Eric: Our first tip is to "speak clearly and slowly."
Becky: When speaking to non-proficient English speakers, pronunciation needs to be slow, clear, and exact. It’s usually best to pronounce each word separately, rather than connecting them as you would in a regular native-like conversation.
Eric: That’s right. For example, saying something like "Would you like to make a reservation?" would be difficult for them to understand. Instead, you should separate the words a little more than usual.
Becky: You can do that by saying something like "Would | you | like | to | make | a | reservation?|"
Eric: The next tip we have is to "speak at a regular pace." This goes along with speaking clearly and slowly. However, speaking at a regular pace means that you keep the same rhythm. In English, you usually do this with syllables.
Becky: That’s right. For example, "My name is Au-stin." Here, each word receives a single syllable pronunciation, with the word "Austin” broken up into two sections, as it is made up of two syllables.

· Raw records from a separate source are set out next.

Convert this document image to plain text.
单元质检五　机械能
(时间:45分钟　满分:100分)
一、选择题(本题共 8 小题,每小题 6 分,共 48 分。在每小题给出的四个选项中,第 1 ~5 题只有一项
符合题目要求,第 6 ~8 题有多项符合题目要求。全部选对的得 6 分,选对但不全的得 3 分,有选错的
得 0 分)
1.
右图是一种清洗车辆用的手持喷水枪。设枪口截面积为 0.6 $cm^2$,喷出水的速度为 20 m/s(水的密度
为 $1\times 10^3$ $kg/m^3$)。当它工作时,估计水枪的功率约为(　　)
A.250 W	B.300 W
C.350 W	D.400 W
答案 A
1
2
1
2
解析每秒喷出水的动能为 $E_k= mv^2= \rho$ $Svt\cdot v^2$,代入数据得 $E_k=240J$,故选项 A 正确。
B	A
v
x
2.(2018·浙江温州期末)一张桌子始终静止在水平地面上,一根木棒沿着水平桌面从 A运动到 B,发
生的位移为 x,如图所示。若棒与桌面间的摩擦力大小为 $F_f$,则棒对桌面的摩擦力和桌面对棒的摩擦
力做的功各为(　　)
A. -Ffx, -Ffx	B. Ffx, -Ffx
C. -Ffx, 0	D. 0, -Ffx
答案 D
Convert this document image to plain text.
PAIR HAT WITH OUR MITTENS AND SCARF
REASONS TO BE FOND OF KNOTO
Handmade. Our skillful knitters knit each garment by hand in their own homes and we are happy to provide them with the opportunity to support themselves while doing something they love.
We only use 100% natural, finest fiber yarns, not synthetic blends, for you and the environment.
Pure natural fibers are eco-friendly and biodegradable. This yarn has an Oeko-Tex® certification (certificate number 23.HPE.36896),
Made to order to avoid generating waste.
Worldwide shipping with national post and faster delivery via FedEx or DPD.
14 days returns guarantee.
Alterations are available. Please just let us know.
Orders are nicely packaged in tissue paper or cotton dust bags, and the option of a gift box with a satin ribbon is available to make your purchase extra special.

Eric: This is particularly important with longer words like "May I have your in-for-ma-tion?"
Becky: Next, always remember to use simple and correct grammar. For example, "Here is your room key" is better than "This is gonna be your room key." Not that you should use sloppy English with native speakers, but it’s extra important to be simple and correct with low-level English speakers.
Eric: You should also be careful to use simple vocabulary, especially when dealing with numbers. So instead of "five-fifteen" you should say "five-one-five."
Becky: Next, you should always pause after important parts. For example, "Your room number is three one seven – check out is at two o’clock – have a wonderful day."
Eric: Yes, that is important. Also, use your hands when possible. For example, point with an open hand as you say "The elevator is right behind you."

Outro

Eric: and that's all for this lesson. Thanks for listening!